Memahami Belas Kasih Allah dari Kisah Hosea
Melalui kisah Hosea, kita dapat merenungkan bahwa dalam perjalanan kehidupan ini, kita akan selalu menjumpai ada dua sisi. Sisi sebagai Hosea dan sisi sebagai Gomer (istri dari Hosea). Jika kita mengingat peribahasa “air susu dibalas dengan air tuba”, maka Hosea menggambarkan seseorang yang memberikan air susu - yang diwujudkan dengan kesetiaan; sedangkan Gomer menggambarkan air tuba, yang dilambangkan dengan ketidaksetiaan. Gomer telah diberi segala kebaikan dan cinta, namun dibalas dengan ketidaksetiaan.
Setia, sebuah kata sederhana yang mudah diucapkan namun sulit dilakukan. Dan dari Hosea, kita belajar tentang arti setia.

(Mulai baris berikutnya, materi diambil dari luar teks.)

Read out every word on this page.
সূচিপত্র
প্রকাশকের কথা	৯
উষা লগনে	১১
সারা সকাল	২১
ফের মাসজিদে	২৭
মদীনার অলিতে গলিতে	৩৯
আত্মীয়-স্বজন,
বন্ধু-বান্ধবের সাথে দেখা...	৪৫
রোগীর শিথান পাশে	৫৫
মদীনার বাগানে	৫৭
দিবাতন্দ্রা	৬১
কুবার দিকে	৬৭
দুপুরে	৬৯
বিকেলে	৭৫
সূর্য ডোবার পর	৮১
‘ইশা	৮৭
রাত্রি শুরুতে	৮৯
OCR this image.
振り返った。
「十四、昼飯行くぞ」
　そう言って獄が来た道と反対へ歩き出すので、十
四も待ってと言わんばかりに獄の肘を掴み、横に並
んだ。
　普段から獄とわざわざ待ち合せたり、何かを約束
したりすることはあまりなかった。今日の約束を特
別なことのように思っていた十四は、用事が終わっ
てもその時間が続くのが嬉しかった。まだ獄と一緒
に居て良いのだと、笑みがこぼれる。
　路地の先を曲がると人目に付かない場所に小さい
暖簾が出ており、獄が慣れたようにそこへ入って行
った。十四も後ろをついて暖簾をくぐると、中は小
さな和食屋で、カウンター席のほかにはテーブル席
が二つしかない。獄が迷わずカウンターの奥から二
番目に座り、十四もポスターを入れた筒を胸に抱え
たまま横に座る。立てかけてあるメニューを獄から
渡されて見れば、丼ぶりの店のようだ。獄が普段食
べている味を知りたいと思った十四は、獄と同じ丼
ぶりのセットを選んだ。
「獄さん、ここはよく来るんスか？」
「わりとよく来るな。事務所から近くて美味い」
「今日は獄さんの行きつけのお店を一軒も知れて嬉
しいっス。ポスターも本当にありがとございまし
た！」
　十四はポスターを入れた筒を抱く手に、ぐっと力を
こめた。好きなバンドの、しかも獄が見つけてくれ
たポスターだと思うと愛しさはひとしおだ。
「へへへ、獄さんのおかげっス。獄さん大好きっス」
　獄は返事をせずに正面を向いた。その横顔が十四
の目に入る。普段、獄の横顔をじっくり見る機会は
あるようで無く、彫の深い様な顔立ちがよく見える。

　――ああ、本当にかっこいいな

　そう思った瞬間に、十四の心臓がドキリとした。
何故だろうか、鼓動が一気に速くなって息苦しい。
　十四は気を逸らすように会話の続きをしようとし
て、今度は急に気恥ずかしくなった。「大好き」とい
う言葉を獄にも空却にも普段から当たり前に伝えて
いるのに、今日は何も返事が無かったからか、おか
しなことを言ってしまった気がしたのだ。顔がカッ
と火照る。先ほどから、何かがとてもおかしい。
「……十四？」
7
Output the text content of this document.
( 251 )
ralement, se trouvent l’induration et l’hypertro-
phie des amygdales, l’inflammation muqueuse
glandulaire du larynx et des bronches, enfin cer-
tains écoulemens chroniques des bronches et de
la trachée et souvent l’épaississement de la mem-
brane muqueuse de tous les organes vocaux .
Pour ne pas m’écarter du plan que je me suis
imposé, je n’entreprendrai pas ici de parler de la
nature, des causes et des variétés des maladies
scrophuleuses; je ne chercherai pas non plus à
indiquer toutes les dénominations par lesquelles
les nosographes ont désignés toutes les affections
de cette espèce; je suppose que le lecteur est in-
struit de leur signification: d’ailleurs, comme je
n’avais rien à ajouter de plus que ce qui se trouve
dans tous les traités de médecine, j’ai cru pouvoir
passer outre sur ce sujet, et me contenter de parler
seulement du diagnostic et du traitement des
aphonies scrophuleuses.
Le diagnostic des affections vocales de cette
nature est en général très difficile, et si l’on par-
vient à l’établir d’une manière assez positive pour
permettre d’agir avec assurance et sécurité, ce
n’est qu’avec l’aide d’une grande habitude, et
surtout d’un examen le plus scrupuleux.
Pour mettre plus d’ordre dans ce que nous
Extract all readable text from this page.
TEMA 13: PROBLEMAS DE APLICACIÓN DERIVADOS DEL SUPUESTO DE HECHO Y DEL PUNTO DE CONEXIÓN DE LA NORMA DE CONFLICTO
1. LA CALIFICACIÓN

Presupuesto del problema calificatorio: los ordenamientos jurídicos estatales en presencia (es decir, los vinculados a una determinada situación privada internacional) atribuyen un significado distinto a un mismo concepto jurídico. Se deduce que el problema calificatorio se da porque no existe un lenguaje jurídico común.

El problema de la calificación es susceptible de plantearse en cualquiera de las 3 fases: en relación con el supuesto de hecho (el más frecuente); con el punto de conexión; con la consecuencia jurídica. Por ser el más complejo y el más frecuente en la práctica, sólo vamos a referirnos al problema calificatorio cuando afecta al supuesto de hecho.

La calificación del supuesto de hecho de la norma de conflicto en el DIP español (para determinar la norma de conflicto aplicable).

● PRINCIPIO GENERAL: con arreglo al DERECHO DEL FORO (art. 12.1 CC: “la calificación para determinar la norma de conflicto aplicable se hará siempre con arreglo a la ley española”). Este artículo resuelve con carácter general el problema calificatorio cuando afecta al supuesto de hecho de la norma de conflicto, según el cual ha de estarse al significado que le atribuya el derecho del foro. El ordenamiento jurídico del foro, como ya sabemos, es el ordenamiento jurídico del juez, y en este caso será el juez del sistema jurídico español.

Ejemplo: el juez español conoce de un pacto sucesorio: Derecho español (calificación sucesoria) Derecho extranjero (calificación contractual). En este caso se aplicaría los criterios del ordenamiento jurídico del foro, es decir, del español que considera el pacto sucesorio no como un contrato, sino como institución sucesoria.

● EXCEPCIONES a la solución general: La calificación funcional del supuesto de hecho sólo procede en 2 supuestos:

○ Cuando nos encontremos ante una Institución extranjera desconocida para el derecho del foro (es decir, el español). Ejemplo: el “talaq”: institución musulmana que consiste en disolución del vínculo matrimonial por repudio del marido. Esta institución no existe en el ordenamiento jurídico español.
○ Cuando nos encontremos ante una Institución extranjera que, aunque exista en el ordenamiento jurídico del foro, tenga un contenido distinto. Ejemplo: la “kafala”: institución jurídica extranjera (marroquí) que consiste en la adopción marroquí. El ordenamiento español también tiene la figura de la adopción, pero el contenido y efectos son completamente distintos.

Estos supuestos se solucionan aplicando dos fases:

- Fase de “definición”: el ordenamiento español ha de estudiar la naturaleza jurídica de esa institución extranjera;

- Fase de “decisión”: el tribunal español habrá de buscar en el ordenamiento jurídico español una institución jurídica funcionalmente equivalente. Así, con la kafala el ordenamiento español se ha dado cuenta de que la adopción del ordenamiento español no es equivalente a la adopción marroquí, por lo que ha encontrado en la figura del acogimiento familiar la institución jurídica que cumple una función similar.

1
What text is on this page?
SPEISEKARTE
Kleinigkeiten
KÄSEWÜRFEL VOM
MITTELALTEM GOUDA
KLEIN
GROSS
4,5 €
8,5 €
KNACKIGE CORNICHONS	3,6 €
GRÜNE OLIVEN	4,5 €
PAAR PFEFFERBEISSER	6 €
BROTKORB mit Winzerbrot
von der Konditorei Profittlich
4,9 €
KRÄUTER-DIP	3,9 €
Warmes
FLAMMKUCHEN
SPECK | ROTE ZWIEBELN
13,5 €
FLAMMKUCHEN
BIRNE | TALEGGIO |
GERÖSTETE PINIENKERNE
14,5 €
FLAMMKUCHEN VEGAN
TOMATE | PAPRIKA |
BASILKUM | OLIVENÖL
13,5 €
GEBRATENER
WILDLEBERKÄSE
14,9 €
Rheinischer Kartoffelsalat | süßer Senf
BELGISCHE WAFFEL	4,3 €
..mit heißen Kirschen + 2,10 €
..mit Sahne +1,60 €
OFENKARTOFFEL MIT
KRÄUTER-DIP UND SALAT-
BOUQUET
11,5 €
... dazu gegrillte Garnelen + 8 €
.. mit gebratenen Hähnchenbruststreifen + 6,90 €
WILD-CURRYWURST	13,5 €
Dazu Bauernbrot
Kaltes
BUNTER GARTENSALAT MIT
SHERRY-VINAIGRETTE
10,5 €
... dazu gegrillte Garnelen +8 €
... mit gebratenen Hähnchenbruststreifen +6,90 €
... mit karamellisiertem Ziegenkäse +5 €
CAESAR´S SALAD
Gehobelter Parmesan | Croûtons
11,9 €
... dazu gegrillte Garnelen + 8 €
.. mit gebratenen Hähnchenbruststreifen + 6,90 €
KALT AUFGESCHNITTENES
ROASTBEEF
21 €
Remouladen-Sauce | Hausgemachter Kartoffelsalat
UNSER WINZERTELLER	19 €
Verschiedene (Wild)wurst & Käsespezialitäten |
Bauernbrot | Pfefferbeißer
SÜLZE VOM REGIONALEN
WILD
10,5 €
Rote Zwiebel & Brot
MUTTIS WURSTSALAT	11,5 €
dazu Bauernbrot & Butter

Setia Akan Kehendak Allah Seringkali kita mengalami saat dimana ketika berdoa memohon sesuatu, namun ternyata Tuhan malah memberikan sesuatu yang jauh dari apa yang kita pikirkan atau bayangkan, sama sekali. Belum lagi terkadang Ia meminta sesuatu yang, hmmm, absurd. Seperti Hosea yang diminta untuk memperistri perempuan (maaf) sundal oleh Allah (Hosea 1:2). Bagi kita di masa ini, jika diminta hal demikian, pasti kita akan berpikir dua kali, bahkan ribuan kali. “Ini serius, Tuhan? Yang benar saja… apa pendapat orang nanti?!”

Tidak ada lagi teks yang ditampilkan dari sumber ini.